IN THE YEAR 1851 Captain Budington, of Groton, Conn., passed the winter in Cumberland inlet, west of Greenland. Here he met Joe and Hannah on the island of Kim-ick-su-ic, so called because its flat centre, covered with grass, resembles a dogskin. Hannah was twelve years old, dressed in fur pantaloons and short fur overdress, and bore the name of Too-koo-li-too in her own language. Joe was a good deal older, and his real name was Ebierbing.

A few years afterward a merchant from Hull, England, Mr. Bolby, met them at Cumberland gulf, where they had come off the island to trade, and prevailed upon them to take the long journey to England. When he reached home he made a large company, and in the presence of these guests the young woman Hannah was married to Joe. Mr. Bolby took them to several places in England and Scotland, and they were finally presented to Queen Victoria and Prince Albert. The Queen was deeply interested in these people from the far North in British America, and asked them to dine with her. If the Queen was pleased with the sincere, uneducated, fur-dressed pair, Hannah was no less pleased with the gracious Queen in her elegant home, so entirely different from a snow hut. She always said Victoria was “very kind, very much lady.” After two years they returned to Cumberland inlet, and in 1860 Charles F. Hall, the explorer, met them.

Everybody in both England and America had become deeply interested in the fate of Sir John Franklin. He had left England in 1845 with two ships, the “Erebus” and “Terror,” with one hundred and thirty-four persons, in search of the North Pole. After two years relief parties were sent out to find them. Lady Franklin spent all her large fortune in sending out ships to search for her missing husband.

Finally, in 1850, the graves of three of the men were found at the far North, on Beechy island, west of Hannah’s home, so that the course which Franklin took was known. Four years later Dr. Rae, of England, heard from the Eskimos that a large company of white men had starved on King William Land, far to the northwest of Baffin’s bay, and he obtained from the Eskimos many articles which belonged to Franklin and his men.

After England had spent over five million dollars in searching for Franklin it was ascertained that both his ships had gone to pieces in the ice off the west coast of King William Land, and that his poor men had starved and frozen, as they wandered over the ice in a vain search for food or friends. Then skeletons were found in boats or in snowbanks, and their boots, watches, and silver had become the property of the Eskimos. Sir John died two years after the ships left England, and must have been buried in the ocean.

Some persons believed that the Franklin party were not all dead. Charles Francis Hall was an engraver at Cincinnati, O. He was poor, and with no influential friends, but he felt that the Lord had called him to the work of finding some of the Franklin men. He read all he could find about Arctic life.
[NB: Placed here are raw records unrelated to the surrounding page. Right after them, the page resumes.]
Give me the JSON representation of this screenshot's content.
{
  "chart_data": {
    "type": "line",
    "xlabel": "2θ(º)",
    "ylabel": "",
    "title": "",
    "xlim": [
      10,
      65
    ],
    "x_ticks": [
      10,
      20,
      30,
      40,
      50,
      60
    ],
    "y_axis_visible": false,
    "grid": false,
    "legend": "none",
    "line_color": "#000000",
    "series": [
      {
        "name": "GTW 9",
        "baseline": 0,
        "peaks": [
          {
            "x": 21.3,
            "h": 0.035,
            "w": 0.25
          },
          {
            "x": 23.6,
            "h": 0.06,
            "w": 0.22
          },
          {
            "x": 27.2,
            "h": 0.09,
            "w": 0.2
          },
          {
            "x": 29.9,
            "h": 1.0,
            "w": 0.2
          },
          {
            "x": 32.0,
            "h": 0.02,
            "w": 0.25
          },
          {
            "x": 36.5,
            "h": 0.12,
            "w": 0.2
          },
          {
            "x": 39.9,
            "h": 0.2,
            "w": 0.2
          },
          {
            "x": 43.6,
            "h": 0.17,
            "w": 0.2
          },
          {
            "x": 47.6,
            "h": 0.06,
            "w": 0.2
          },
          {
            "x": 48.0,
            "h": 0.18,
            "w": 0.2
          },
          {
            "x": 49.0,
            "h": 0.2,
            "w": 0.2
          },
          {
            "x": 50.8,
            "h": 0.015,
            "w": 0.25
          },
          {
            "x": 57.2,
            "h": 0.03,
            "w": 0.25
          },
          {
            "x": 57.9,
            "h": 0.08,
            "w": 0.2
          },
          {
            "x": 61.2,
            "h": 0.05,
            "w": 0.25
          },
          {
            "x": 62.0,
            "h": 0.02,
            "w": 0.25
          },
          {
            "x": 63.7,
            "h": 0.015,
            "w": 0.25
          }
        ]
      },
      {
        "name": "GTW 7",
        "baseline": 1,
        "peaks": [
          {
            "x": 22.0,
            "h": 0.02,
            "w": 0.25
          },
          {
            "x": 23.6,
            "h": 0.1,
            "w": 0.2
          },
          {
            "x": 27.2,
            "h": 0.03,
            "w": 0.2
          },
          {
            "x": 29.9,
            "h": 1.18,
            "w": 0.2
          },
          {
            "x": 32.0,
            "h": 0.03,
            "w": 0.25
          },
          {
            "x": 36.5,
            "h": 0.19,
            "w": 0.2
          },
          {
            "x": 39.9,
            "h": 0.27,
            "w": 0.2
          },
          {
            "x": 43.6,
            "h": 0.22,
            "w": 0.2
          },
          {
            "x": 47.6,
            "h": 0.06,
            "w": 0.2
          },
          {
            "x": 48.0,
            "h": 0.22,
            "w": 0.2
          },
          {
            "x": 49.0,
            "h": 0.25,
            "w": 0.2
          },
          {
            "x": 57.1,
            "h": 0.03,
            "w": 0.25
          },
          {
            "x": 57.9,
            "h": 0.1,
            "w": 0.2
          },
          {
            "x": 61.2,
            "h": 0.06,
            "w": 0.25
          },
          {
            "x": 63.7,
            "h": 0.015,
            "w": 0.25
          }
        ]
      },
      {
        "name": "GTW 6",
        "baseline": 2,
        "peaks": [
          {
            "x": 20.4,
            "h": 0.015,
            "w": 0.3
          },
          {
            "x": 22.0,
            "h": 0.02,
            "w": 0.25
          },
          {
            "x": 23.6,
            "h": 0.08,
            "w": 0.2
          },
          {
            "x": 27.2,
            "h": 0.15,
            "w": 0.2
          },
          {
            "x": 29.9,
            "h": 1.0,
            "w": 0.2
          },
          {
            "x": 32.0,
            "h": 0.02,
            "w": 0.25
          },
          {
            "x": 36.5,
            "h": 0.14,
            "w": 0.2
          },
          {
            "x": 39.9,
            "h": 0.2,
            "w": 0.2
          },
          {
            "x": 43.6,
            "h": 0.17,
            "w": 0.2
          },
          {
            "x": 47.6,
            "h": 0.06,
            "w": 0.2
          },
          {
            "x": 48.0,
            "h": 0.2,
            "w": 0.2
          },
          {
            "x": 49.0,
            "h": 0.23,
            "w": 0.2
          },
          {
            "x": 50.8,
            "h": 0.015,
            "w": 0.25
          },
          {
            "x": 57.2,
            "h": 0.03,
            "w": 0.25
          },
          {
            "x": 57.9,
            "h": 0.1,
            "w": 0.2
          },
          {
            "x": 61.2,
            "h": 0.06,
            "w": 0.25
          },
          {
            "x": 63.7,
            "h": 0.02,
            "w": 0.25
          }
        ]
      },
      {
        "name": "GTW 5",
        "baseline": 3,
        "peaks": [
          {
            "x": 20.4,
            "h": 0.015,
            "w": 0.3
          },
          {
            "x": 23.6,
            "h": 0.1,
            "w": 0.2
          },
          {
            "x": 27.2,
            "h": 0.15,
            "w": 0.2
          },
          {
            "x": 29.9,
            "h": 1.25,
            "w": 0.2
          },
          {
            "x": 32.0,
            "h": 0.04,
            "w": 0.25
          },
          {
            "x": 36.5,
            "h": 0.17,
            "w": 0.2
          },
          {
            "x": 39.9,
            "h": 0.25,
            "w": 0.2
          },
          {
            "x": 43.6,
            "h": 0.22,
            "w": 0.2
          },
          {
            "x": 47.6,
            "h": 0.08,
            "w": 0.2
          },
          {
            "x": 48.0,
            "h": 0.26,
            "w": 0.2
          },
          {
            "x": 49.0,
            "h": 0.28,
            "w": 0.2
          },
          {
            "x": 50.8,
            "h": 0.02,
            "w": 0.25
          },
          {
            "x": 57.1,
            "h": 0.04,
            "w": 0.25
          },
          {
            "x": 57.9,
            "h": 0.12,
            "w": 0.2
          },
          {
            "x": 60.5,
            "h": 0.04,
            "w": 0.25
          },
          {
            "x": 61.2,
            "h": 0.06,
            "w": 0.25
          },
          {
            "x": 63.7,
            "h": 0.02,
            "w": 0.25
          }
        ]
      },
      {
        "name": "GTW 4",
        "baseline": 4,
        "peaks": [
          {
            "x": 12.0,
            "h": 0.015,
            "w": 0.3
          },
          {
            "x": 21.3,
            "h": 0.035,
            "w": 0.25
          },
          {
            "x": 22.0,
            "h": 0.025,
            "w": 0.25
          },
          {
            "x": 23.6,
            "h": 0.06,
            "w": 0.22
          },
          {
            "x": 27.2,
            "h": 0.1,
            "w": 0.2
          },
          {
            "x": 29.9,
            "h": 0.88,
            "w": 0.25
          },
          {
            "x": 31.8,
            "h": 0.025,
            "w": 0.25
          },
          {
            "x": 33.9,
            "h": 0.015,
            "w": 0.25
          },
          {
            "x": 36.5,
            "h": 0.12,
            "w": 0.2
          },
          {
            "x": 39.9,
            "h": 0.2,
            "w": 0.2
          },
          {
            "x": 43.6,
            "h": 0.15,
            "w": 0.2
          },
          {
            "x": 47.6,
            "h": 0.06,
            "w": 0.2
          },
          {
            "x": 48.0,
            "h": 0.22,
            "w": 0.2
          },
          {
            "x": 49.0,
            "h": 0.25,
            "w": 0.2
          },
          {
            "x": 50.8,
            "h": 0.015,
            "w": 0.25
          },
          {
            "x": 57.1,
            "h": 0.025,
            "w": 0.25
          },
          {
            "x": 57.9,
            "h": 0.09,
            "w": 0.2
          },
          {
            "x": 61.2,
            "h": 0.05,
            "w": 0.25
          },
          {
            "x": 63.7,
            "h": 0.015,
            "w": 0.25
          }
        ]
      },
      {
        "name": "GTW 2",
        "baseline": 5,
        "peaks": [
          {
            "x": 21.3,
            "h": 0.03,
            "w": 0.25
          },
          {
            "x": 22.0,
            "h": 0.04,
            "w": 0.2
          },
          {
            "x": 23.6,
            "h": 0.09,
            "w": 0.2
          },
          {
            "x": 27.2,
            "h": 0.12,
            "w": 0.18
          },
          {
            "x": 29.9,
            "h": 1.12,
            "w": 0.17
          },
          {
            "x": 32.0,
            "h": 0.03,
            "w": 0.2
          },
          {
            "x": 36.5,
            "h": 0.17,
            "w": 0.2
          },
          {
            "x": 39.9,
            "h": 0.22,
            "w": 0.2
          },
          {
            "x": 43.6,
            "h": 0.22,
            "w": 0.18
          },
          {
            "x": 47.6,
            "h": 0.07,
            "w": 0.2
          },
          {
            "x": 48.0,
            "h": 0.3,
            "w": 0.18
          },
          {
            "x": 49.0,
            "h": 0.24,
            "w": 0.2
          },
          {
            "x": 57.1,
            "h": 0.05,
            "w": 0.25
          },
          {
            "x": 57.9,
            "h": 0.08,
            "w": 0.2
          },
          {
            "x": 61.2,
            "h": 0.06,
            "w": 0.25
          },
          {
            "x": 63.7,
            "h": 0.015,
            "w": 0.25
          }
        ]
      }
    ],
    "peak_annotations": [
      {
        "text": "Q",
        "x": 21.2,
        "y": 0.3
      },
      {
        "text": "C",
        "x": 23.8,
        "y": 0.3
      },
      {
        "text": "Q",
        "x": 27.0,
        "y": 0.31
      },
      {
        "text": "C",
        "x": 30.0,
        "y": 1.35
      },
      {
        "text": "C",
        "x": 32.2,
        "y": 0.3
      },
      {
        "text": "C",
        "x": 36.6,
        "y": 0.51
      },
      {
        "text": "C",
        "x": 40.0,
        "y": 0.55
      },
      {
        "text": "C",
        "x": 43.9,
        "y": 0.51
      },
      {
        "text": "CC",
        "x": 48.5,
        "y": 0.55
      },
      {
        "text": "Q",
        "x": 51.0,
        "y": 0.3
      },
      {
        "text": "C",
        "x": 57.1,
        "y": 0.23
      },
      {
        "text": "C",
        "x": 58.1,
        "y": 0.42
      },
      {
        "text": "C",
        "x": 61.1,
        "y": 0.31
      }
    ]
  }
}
He asked money of prominent men and learned societies, and finally, after enough obstacles to discourage any other man, obtained funds to build a boat and put up twelve hundred pounds of food for the journey. A New London firm gave him a free passage on one of their ships, and he went, in 1860, to the far North, discovering relics of Sir Martin Frobisher’s expedition, made three hundred years before. His boat was lost, so he had to return to America, and brought with him Joe and Hannah, who had been with him two years, and who were devotedly attached to him.

In 1864 Hall started again with Joe and Hannah, and north of Hudson bay lived five years among the Eskimos, eating their raw food and living in their igloos or snow huts. Joe, with great skill, would kill a walrus, which sometimes weighs two thousand pounds, or would watch two whole nights near a hole in the ice where the seal comes up to breathe, that he might spear it for his master.